Merged today to the Linux kernel are fixes for two vulnerabilities with the Xen hypervisor. One of them concerns a malicious network backend being able to crash a guest after a suspend/resume cycle of a Linux guest. The other more pressing issue addressed is a Xen hypercall page being unsafe against speculative CPU attacks.
This merge to the Git codebase for Linux 6.13 and to be back-ported to existing stable and affected series takes care of fixing the two vulnerabilities. XSA-465 is the the ticket tracking the Xen netfront crash while XSA-466 is for the disclosure around speculation mitigations not necessarily being correctly handled.
XSA-466 carries the CVE-2024-53241 number and is described on Xen.org for how mitigations applied by the Linux guest OS might not be fully functional:
“Xen guests need to use different processor instructions to make explicit calls into the Xen hypervisor depending on guest type and/or CPU vendor. In order to hide those differences, the hypervisor can fill a hypercall page with the needed instruction sequences, allowing the guest operating system to call into the hypercall page instead of having to choose the correct instructions.

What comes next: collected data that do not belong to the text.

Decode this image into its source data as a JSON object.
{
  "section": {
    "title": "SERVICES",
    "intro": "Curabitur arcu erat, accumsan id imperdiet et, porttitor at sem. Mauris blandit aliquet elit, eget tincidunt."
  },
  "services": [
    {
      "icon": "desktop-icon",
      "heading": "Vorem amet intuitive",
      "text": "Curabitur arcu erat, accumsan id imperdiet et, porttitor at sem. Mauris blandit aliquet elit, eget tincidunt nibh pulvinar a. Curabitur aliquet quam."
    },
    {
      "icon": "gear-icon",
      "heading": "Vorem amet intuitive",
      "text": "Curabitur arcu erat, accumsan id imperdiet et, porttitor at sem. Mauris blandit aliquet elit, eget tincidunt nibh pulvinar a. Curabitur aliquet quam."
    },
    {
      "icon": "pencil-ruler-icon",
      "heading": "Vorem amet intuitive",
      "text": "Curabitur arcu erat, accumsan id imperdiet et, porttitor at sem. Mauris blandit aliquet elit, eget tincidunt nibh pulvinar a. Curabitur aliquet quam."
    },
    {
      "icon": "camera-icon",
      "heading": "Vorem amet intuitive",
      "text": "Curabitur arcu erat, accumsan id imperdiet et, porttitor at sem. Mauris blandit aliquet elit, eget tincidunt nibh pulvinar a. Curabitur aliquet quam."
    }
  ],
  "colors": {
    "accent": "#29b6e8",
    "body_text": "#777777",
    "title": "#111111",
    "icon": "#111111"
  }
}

The hypercall page contains whole functions, which are written by the hypervisor and executed by the guest. With the lack of an interface between the guest OS and the hypervisor specifying how a potential modification of those functions should look like, the Xen hypervisor has no knowledge how any potential mitigation should look like or which hardening features should be put into place.
This results in potential vulnerabilities if the guest OS is using any speculative mitigation that performs a compiler transform on “ret” instructions in order to work (e.g. the Linux kernel rethunk or safe-ret mitigations).
Furthermore, the hypercall page has no provision for Control-flow Integrity schemes (e.g. kCFI/CET-IBT/FineIBT), and will simply malfunction in such configurations.”
To address this Xen has added new hypercall functions to use in place of the existing hypercall page, thereby avoiding use of naked RET instructions that could escape CPU speculative execution protections.
The patches are marked for back-porting to the stable Linux LTS series as well.